Oliver Sellwood

**Name of the Vulnerable Software and Affected Versions** NVFLARE versions prior to 2.1.4 **Description** The issue concerns deserialization of untrusted data due to Pickle usage, which may allow an unprivileged network attacker to cause Remote Code Execution, Denial Of Service, and impact both Confidentiality and Integrity. **Recommendations** For versions prior to 2.1.4, update to version 2.1.4, which uses MessagePack instead of Pickle for serialization and deserialization. Note that some object serializations supported by Pickle are not supported by MessagePack, so users may need to convert objects to numpy or bytes before sending them to remote machines. Refer to the list of supported object types for more information.
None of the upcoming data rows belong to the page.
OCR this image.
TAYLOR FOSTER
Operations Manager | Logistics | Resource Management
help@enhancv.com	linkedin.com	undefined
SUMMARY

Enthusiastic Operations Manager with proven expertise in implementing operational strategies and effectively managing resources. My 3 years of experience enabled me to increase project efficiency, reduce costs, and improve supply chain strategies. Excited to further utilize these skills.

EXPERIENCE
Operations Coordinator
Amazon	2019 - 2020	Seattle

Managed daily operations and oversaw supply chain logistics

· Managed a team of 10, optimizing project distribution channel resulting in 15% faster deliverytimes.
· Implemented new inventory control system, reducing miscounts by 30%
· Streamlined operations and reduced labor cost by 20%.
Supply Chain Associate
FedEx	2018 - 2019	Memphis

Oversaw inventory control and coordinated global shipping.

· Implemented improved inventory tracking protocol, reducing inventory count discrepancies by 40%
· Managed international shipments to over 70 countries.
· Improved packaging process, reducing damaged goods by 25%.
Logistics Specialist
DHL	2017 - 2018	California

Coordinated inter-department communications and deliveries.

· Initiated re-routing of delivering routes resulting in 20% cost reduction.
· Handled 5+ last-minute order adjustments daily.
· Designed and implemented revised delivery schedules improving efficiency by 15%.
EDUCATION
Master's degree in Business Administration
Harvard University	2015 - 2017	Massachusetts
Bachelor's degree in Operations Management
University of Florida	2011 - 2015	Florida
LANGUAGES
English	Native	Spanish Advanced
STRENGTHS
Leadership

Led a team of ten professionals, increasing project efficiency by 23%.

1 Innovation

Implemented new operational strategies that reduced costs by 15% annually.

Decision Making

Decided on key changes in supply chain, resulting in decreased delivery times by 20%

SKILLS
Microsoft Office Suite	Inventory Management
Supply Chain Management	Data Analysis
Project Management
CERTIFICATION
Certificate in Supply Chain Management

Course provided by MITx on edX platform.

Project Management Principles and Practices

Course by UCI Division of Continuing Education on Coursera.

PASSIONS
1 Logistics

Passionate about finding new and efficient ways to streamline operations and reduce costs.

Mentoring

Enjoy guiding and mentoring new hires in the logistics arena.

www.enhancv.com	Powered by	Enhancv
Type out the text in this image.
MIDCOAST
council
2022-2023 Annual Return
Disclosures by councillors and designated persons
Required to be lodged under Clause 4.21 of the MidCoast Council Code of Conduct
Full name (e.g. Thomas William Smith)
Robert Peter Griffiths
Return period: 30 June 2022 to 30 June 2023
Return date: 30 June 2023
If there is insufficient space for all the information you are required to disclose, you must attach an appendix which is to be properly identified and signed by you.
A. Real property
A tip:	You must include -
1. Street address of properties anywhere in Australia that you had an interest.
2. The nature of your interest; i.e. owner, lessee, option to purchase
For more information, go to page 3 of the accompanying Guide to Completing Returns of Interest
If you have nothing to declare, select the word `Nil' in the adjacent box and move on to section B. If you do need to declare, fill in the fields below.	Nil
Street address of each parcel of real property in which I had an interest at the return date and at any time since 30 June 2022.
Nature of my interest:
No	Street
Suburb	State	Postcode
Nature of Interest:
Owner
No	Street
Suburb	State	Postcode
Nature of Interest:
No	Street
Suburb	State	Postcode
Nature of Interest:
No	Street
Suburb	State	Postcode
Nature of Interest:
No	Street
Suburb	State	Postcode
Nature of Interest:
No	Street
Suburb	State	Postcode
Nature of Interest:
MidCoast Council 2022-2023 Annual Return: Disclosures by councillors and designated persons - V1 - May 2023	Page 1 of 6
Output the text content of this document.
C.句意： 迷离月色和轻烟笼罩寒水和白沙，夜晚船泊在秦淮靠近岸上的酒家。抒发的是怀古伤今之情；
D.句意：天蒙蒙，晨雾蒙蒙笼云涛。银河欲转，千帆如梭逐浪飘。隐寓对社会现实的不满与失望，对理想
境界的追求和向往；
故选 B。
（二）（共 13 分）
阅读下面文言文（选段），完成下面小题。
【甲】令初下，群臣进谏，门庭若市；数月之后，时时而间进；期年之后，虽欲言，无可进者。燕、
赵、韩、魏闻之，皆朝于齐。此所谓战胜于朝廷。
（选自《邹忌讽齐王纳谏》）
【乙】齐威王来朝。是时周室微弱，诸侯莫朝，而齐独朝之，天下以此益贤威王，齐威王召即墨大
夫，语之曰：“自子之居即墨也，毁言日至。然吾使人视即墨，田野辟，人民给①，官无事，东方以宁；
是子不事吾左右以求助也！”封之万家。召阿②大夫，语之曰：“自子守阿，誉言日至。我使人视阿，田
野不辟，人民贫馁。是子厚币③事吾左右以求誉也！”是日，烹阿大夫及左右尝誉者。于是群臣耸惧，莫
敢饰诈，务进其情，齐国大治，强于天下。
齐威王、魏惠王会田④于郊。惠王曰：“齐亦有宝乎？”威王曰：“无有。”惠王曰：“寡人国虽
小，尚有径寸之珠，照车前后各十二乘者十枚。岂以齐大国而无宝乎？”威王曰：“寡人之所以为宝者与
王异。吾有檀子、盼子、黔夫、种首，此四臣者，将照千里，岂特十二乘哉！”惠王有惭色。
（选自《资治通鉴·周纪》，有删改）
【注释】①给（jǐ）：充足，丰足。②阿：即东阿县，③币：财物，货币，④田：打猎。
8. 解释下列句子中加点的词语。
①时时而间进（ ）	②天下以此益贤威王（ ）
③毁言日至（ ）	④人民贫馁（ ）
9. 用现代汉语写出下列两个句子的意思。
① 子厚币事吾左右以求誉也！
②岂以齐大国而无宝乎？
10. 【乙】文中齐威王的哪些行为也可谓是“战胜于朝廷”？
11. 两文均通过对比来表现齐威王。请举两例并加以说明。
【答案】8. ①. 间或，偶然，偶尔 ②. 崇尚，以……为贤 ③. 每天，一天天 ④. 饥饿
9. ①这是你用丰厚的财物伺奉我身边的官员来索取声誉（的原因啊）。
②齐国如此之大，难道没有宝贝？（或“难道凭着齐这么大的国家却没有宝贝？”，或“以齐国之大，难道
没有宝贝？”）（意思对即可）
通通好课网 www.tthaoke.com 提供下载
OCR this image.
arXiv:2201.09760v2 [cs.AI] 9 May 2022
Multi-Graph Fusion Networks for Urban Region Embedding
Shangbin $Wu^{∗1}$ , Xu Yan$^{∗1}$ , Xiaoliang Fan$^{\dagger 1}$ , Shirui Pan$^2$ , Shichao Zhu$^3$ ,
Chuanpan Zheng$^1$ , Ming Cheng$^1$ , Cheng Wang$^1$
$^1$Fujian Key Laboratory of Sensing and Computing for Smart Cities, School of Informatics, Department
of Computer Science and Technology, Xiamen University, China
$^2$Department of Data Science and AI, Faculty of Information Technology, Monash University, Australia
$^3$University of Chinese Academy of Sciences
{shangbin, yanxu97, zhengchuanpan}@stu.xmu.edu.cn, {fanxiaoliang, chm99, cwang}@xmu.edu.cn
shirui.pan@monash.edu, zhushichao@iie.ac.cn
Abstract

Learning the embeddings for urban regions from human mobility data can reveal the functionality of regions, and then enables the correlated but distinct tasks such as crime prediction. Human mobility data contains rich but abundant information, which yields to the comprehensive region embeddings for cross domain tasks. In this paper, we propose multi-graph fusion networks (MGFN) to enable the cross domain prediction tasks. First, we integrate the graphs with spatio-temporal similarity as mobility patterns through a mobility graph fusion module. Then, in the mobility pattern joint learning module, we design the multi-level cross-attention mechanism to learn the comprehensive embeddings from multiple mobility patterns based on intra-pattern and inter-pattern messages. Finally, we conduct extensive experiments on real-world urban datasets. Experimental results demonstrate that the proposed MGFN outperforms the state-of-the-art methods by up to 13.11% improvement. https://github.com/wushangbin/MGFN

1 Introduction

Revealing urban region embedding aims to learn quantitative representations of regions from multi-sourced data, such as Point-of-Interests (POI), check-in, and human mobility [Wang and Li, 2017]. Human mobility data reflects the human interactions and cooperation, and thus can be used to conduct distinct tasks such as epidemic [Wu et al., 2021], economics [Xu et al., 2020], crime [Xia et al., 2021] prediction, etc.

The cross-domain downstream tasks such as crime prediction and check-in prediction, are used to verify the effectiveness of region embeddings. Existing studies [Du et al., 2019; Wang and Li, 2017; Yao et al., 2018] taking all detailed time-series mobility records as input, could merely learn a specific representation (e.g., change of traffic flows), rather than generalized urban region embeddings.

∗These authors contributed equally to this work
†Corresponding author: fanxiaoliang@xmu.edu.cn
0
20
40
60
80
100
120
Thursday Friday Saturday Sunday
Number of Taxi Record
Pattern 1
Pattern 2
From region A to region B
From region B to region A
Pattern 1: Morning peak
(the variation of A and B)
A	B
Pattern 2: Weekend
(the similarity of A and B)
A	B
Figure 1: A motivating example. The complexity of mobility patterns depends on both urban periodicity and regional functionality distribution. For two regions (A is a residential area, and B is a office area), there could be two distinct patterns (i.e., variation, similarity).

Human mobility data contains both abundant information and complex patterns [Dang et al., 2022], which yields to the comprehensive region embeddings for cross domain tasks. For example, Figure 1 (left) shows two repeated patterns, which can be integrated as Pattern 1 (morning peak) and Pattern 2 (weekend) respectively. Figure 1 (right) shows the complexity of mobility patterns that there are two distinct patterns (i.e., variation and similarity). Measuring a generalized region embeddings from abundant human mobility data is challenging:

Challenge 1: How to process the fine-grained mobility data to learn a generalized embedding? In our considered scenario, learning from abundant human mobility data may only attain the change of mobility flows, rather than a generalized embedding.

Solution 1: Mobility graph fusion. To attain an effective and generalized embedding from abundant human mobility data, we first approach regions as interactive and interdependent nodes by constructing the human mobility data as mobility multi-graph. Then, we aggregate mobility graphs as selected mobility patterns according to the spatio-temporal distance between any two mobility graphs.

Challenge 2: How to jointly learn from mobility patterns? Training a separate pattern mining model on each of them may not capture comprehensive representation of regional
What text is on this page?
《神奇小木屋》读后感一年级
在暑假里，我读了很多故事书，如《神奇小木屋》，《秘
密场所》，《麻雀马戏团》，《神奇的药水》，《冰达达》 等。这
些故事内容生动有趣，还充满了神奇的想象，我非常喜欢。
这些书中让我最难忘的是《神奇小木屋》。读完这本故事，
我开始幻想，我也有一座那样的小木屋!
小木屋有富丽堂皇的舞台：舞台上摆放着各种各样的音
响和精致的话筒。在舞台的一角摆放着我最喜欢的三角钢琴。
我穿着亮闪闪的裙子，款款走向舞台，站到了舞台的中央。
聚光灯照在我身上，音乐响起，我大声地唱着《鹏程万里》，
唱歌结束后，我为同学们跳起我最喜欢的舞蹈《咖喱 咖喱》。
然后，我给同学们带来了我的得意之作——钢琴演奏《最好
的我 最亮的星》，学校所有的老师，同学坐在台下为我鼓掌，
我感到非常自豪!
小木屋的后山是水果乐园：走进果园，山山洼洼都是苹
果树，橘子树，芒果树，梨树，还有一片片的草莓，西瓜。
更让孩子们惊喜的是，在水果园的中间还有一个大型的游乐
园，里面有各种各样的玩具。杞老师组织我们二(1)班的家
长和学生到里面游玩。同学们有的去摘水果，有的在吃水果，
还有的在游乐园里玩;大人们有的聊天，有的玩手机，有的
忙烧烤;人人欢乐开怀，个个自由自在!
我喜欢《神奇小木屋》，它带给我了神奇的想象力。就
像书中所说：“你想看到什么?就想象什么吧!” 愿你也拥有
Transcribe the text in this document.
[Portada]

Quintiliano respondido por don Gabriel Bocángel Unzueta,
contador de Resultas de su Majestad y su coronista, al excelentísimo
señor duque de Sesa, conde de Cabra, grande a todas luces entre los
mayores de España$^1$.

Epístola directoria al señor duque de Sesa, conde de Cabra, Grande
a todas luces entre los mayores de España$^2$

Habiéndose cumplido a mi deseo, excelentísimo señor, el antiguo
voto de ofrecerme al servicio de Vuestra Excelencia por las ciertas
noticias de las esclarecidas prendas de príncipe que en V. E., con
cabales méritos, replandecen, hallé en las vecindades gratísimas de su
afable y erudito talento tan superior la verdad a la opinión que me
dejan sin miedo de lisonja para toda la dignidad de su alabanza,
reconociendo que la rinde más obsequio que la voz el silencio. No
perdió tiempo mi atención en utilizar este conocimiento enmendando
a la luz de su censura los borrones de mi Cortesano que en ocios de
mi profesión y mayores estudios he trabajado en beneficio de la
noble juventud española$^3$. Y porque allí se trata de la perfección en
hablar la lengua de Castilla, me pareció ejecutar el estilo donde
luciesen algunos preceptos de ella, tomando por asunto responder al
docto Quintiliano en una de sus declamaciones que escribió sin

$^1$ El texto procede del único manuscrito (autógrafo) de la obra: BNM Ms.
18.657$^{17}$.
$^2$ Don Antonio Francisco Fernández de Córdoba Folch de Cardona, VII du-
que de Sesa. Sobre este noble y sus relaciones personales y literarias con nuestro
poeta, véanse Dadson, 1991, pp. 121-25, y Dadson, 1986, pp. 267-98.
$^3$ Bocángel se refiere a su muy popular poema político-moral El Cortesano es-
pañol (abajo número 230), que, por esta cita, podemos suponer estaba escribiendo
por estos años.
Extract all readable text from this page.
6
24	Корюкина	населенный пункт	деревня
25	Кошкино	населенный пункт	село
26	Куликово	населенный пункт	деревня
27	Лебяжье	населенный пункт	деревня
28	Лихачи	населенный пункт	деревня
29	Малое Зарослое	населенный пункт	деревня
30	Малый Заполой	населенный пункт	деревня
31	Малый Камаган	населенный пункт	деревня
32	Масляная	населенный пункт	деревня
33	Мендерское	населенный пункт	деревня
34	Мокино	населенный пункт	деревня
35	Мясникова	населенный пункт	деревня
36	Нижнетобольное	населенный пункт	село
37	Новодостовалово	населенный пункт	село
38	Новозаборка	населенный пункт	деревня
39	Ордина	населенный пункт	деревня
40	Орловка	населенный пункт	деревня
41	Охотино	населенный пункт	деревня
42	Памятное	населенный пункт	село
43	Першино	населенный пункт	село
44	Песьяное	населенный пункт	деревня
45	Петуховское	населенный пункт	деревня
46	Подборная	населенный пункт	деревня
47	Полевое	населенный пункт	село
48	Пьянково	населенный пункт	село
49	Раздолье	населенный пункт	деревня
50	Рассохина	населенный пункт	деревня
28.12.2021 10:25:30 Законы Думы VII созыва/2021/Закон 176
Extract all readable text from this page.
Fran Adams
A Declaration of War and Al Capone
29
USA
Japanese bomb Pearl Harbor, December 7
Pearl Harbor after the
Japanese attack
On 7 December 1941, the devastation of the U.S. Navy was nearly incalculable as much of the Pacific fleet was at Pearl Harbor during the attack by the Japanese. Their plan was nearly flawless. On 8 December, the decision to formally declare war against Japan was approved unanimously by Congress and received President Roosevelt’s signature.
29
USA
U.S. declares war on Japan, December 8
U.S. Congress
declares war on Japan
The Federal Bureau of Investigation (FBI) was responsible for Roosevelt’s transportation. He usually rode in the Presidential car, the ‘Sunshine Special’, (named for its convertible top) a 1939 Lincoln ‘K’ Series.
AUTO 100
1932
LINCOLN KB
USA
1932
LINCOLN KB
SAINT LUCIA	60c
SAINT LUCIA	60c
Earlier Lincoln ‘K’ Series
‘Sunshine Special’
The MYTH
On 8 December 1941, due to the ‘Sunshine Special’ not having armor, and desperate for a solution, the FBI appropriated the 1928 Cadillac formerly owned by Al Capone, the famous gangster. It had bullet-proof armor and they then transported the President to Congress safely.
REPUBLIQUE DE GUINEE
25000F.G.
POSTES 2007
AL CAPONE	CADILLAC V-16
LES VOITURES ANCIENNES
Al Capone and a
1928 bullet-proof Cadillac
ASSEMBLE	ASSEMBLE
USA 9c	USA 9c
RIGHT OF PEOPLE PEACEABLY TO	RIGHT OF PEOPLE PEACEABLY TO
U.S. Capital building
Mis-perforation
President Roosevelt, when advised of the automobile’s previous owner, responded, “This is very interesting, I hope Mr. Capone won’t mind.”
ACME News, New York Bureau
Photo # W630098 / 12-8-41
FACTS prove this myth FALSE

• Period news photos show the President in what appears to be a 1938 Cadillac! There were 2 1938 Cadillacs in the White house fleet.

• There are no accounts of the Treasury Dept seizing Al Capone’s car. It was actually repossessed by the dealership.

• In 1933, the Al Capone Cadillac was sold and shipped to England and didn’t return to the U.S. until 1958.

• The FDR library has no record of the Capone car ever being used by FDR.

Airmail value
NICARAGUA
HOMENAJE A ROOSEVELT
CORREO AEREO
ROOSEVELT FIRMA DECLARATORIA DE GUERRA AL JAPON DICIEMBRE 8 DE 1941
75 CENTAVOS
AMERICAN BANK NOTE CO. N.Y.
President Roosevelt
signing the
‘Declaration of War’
**Name of the Vulnerable Software and Affected Versions** NVFLARE versions prior to 2.1.2 **Description** The issue is related to NVFLARE's PKI implementation module, where CA credentials are transported via pickle without safe deserialization. This may allow an unprivileged network attacker to cause Remote Code Execution, Denial Of Service, and impact both Confidentiality and Integrity. **Recommendations** For versions prior to 2.1.2, update to version 2.1.2 to resolve the issue. As a temporary workaround, consider replacing pickle serialization with JSON and changing the code accordingly to minimize the risk of exploitation.

**Name of the Vulnerable Software and Affected Versions** NVFLARE versions prior to 2.1.2 **Description** The issue concerns the deserialization of untrusted data in the utils module of NVFLARE, where YAML files are loaded via `yaml.load()` instead of `yaml.safe load()`. This may allow an unprivileged network attacker to cause Remote Code Execution, Denial Of Service, and impact both Confidentiality and Integrity. **Recommendations** For versions prior to 2.1.2, update to version 2.1.2 to resolve the issue. As a temporary workaround, consider changing `yaml.load()` to `yaml.safe load()` in the affected module.